Monthly Archives: July 2019

Talking about Talking, Part III: Teaching Civics in Uncivil Times

In a matter of weeks we might need to suspend a few students for telling classmates to go back to where they came from. Our ordinary responsibility to admonish intolerance will be complicated by the fact that the man whose image hangs in classrooms at the end of a long line of presidential portraits was on television last night jutting his jaw approvingly while a crowd in North Carolina chanted “send her back.”

All educators, especially social studies teachers, have a duty to ensure that students learn how to deliberate about issues that are in dispute. President Trump’s maladroit and nasty leadership will only stunt opportunities to help students deliberate about Ilhan Omar’s positions on Middle Eastern governments or immigration policy. Teachers are already overwhelmed by the need to tamp down and unpack emotionally delivered logical fallacies. Some feel afraid that students representing many ethnicities and political persuasions might offend each other.

President Trump did not win the electoral vote in New York State. But he won Suffolk County, where I live, and he could win it again. Forty-five percent of Nassau County voters chose Trump. My Nassau County students are diverse and include the children of small business owners, attorneys, physicians, unionized secretaries, police officers and teachers, a number of whom support the president or at least countenance his attacks on our civil discourse. My students represent all races and many religions and nationalities. It is unsurprising that some educators, whose duty it is to teach students appropriate deliberative skill, will be loath to do their actual job out of fear of igniting a controversy.

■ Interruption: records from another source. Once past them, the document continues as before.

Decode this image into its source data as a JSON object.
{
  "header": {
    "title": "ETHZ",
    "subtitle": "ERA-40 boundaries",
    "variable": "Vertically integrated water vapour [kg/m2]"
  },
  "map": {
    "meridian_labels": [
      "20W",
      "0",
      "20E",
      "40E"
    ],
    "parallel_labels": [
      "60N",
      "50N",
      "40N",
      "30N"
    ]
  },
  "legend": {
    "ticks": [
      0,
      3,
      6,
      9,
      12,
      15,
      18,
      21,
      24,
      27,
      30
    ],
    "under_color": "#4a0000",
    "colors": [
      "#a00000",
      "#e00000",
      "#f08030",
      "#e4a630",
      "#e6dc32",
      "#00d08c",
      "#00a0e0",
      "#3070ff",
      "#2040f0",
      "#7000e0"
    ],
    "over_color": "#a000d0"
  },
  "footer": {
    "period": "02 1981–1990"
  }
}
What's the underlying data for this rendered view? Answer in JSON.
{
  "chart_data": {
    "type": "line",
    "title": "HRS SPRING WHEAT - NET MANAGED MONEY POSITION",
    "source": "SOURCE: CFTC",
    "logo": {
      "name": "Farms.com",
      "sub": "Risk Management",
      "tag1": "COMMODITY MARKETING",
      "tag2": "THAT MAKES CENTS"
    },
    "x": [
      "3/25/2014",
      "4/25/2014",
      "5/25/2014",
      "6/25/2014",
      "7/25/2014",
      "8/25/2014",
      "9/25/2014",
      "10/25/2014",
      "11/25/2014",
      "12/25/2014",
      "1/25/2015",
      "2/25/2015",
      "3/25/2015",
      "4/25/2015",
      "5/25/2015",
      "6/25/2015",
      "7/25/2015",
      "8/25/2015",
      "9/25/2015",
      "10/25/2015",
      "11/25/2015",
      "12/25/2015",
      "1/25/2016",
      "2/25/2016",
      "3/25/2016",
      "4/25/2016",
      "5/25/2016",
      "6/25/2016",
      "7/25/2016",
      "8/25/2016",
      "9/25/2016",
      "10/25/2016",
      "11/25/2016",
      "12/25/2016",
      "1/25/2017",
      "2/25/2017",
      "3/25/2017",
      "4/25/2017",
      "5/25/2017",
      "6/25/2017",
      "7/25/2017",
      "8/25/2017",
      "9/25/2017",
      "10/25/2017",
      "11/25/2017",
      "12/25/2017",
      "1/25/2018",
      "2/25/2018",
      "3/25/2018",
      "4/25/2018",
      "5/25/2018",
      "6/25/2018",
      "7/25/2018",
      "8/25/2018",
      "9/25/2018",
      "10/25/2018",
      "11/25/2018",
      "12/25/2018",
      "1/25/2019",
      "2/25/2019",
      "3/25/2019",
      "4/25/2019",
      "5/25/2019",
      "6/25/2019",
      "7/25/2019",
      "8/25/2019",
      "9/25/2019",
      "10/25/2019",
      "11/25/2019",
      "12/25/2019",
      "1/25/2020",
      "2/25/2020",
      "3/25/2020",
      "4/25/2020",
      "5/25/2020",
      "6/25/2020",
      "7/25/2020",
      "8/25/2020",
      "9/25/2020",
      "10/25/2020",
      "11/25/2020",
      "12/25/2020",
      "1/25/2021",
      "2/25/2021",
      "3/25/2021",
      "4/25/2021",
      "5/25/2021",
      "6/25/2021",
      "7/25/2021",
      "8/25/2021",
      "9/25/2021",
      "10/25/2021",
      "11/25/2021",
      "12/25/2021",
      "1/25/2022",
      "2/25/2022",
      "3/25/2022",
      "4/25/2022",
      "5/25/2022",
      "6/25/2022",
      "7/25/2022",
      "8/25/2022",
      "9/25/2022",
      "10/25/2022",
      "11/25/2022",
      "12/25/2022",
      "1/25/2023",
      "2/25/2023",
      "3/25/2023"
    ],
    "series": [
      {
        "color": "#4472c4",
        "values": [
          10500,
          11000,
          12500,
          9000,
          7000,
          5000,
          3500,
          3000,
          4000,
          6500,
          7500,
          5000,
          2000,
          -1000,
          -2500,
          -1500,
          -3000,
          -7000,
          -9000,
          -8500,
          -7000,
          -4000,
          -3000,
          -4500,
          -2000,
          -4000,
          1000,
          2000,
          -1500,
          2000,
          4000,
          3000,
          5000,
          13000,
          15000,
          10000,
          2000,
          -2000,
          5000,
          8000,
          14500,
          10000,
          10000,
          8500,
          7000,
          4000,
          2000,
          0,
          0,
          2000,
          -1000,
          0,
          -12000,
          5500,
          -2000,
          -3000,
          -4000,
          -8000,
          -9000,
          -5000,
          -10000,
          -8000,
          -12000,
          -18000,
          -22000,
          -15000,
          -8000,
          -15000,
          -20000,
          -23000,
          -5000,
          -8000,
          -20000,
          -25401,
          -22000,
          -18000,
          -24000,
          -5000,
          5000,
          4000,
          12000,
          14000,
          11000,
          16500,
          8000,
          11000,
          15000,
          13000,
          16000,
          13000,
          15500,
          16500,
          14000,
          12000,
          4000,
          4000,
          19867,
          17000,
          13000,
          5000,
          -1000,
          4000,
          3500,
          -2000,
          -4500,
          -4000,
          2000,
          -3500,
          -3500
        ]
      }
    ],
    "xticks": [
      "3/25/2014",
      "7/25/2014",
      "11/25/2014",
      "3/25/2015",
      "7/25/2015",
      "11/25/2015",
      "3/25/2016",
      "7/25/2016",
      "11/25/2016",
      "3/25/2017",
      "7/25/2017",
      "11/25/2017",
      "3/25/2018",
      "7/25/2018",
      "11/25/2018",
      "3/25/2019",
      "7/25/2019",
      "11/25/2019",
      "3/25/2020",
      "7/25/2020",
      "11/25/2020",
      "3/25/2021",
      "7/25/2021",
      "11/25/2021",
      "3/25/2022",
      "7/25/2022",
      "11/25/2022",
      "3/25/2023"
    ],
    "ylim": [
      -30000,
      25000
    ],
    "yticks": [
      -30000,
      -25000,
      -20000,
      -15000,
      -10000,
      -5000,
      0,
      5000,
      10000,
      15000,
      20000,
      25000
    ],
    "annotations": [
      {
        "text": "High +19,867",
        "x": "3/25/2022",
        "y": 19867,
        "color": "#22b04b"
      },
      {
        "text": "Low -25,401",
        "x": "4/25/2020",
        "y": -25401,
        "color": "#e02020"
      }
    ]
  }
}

Children must be taught how to reflect on what their classmates are saying, to demonstrate an ability to paraphrase the comments of their classmates or to ask for clarification when they cannot. Civically competent students ought to demonstrate a willingness to modify a point of view in light of new evidence. They should understand multiple perspectives on controversial issues and develop the tolerance, respect and skill for compromise necessary for participating in a democracy

It seems unavoidable that educators will need to say that they President of the United States is behaving uncivilly, that his conduct is wildly inappropriate and, if emulated in school, punishable. Some might then accuse these educators of trying to indoctrinate students, as if calling out behavior that is antithetical to our educational mission is a partisan act. School boards and administrators might face pressure from parents to minimize such controversy.  We are in a time when doing our job, as articulated in the legally adopted curricular standards to which we should be held accountable, might sometimes require courage.